Hyper-v cluster behavior when losing network connectivity

clusterfailoverclusterhyper-v

Setup:

  1. (rather new) Hyper-V R2 cluster with 2 nodes (in failover configuration). Fysical host OS: Windows Server 2008.
  2. About eight VM's (mixed: Windows Server 2008 and Linux)

Yesterday we had a power outage of about 15 minutes.

Our blades are on UPS so the fysical host machines (Windows Server 2008) never went down. Our main switches are not on UPS (yet) and we saw the behaviour similar to the following (as distilled from the event logs).

  1. The nodes in the cluster lost means of communication (because the external switches went down).
  2. The cluster wants to bring down one (the first) of the nodes (to start failover?).
  3. The previous step impacts clustered storage where the virtual machine VHD's are located.
  4. All VM's got brutally terminated and were found in a failed state in the failover manager in the host OS'es. The Linux VM's were kernel panicking and looked like they had their disk ripped out.

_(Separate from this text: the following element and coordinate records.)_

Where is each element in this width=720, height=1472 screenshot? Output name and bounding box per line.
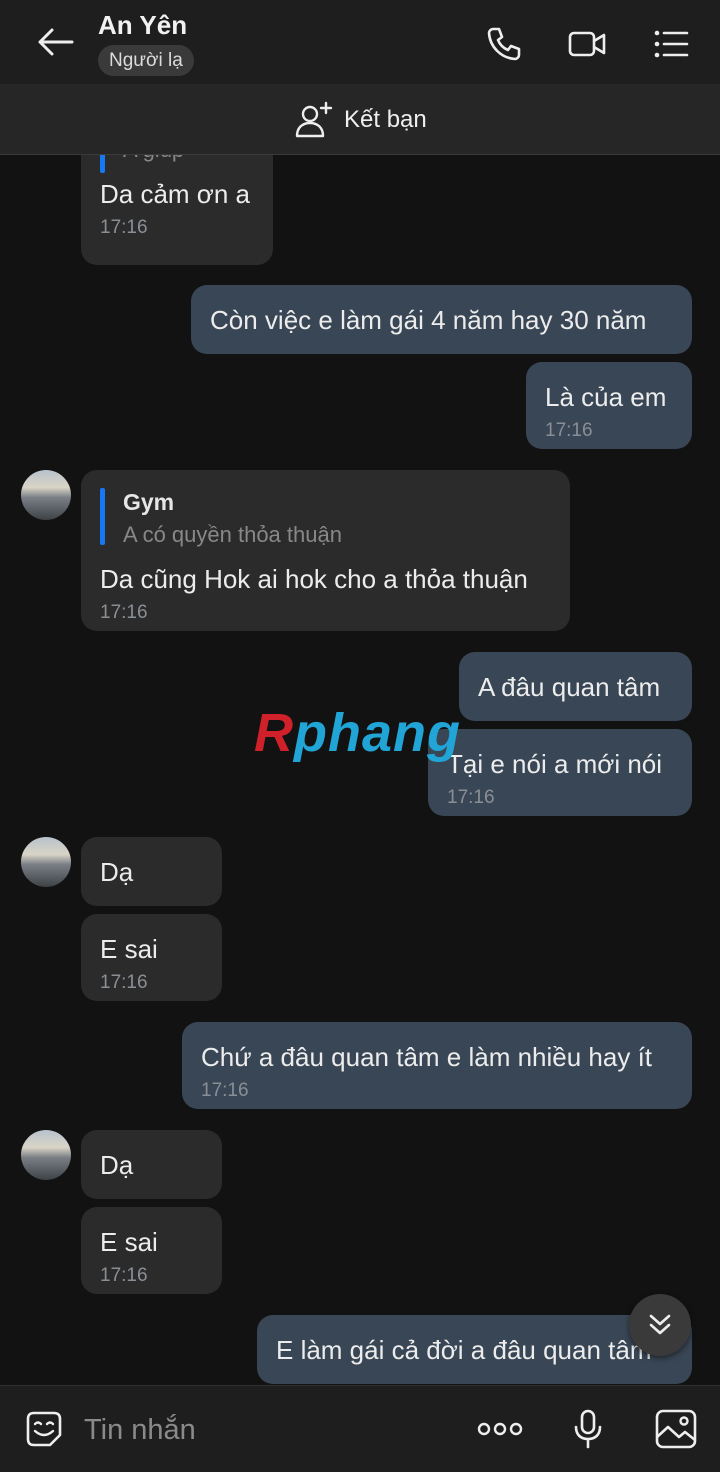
message-text: Da cũng Hok ai hok cho a thỏa thuận bbox=[100, 564, 528, 594]
more-options-icon[interactable] bbox=[476, 1407, 524, 1451]
message-time: 17:16 bbox=[545, 420, 593, 441]
back-arrow-icon[interactable] bbox=[34, 22, 78, 62]
contact-avatar[interactable] bbox=[21, 837, 71, 887]
quote-bar bbox=[100, 155, 105, 173]
microphone-icon[interactable] bbox=[566, 1407, 610, 1451]
message-text: Dạ bbox=[100, 857, 134, 887]
quoted-sender: Gym bbox=[123, 489, 175, 515]
contact-avatar[interactable] bbox=[21, 1130, 71, 1180]
add-friend-label: Kết bạn bbox=[344, 106, 427, 133]
add-friend-button[interactable]: Kết bạn bbox=[294, 98, 427, 142]
message-list[interactable]: A giúp Da cảm ơn a 17:16 Còn việc e làm … bbox=[0, 155, 720, 1385]
add-friend-icon bbox=[295, 101, 333, 138]
message-bubble-incoming[interactable]: E sai 17:16 bbox=[81, 914, 222, 1001]
message-input-bar bbox=[0, 1385, 720, 1472]
add-friend-bar: Kết bạn bbox=[0, 84, 720, 155]
message-bubble-outgoing[interactable]: E làm gái cả đời a đâu quan tâm bbox=[257, 1315, 692, 1384]
quoted-text: A giúp bbox=[123, 155, 184, 163]
message-text: A đâu quan tâm bbox=[478, 672, 661, 702]
message-bubble-outgoing[interactable]: Tại e nói a mới nói 17:16 bbox=[428, 729, 692, 816]
stranger-badge: Người lạ bbox=[98, 45, 194, 76]
sticker-icon[interactable] bbox=[22, 1407, 66, 1451]
message-input[interactable] bbox=[82, 1406, 446, 1454]
message-time: 17:16 bbox=[100, 972, 148, 993]
message-bubble-outgoing[interactable]: Còn việc e làm gái 4 năm hay 30 năm bbox=[191, 285, 692, 354]
message-time: 17:16 bbox=[447, 787, 495, 808]
message-time: 17:16 bbox=[100, 1265, 148, 1286]
message-text: Là của em bbox=[545, 382, 667, 412]
message-text: E làm gái cả đời a đâu quan tâm bbox=[276, 1335, 652, 1365]
message-text: E sai bbox=[100, 934, 158, 964]
message-text: Chứ a đâu quan tâm e làm nhiều hay ít bbox=[201, 1042, 653, 1072]
menu-list-icon[interactable] bbox=[651, 24, 691, 64]
message-bubble-outgoing[interactable]: Là của em 17:16 bbox=[526, 362, 692, 449]
phone-icon[interactable] bbox=[484, 24, 524, 64]
message-bubble-incoming[interactable]: E sai 17:16 bbox=[81, 1207, 222, 1294]
message-bubble-incoming[interactable]: Dạ bbox=[81, 1130, 222, 1199]
message-bubble-outgoing[interactable]: Chứ a đâu quan tâm e làm nhiều hay ít 17… bbox=[182, 1022, 692, 1109]
scroll-to-bottom-button[interactable] bbox=[629, 1294, 691, 1356]
contact-avatar[interactable] bbox=[21, 470, 71, 520]
double-chevron-down-icon bbox=[649, 1314, 671, 1335]
message-bubble-incoming[interactable]: Dạ bbox=[81, 837, 222, 906]
message-text: Dạ bbox=[100, 1150, 134, 1180]
message-time: 17:16 bbox=[100, 217, 148, 238]
quote-bar bbox=[100, 488, 105, 545]
chat-header: An Yên Người lạ bbox=[0, 0, 720, 84]
contact-name[interactable]: An Yên bbox=[98, 10, 187, 41]
message-bubble-incoming[interactable]: Gym A có quyền thỏa thuận Da cũng Hok ai… bbox=[81, 470, 570, 631]
image-gallery-icon[interactable] bbox=[654, 1407, 698, 1451]
message-text: E sai bbox=[100, 1227, 158, 1257]
video-call-icon[interactable] bbox=[567, 24, 607, 64]
message-time: 17:16 bbox=[100, 602, 148, 623]
message-text: Tại e nói a mới nói bbox=[447, 749, 663, 779]
message-bubble-incoming[interactable]: A giúp Da cảm ơn a 17:16 bbox=[81, 155, 273, 265]
message-text: Còn việc e làm gái 4 năm hay 30 năm bbox=[210, 305, 647, 335]
message-time: 17:16 bbox=[201, 1080, 249, 1101]
message-text: Da cảm ơn a bbox=[100, 179, 250, 209]
quoted-text: A có quyền thỏa thuận bbox=[123, 522, 342, 547]
message-bubble-outgoing[interactable]: A đâu quan tâm bbox=[459, 652, 692, 721]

This whole setup is rather new to us, so we are still learning about this.

The question:

We are putting switches on UPS soon but were wondering if the above is expected behavior (seems rather fragile) or if there are obvious improvements configuration-wise to handle such scenario's ?

I can upload an evtx file concerning what exactly was going on in case that's necessary.

Best Answer

The most probable explanation for that behavior has to do with the quorum configuration. Take a look at http://technet.microsoft.com/en-us/library/cc731739.aspx.

Basically, when your network switch went down, the two nodes lost communication with each other. At that point, neither node knew what the other one was doing. If one node decided that it was going to assume ownership of all of the clustered resources (ie, virtual machines) and boot them up, who's to say that the other one wouldn't do the same thing? You'd end up in a scenario where both nodes are trying to take total ownership of all the virtual machines, and you'd have some really nasty hard drive corruption on your hands.

The Quorum Configuration solves this problem by stating that in order for a node to function, it must be in contact with a majority of the nodes (and optionally, also a disk or file share). If it can't do that, it'll stop functioning as a member of the cluster.

To verify that this is the case, open the Failover Cluster Manager and check the "Quorum Configuration" on the summary page for the cluster. If it's Node Majority and you have an even number of nodes, then what I described is almost certainly what happened.

The solution is to set up a small disk, called the Disk Witness, (50 MB is more than enough) and add it to the storage for you cluster (but NOT the cluster shared volumes). Then, change the Quorum Configuration to Node and Disk Majority. With this setting, if you experienced the same failure as before, the node that had ownership of the disk at the time of failure would continue functioning (and would actually assume ownership of all of the resources from the other node), and the other node would stop. The VM's that failed-over to the functioning node would experience a brutal restart, but at least they'd be online as quickly as possible.

As you stated, the ideal scenario would be to have your switches on the UPS also. That would've prevented the failure altogether; however, you should also make sure that you're using the recommended quorum configuration for the number of nodes that you have.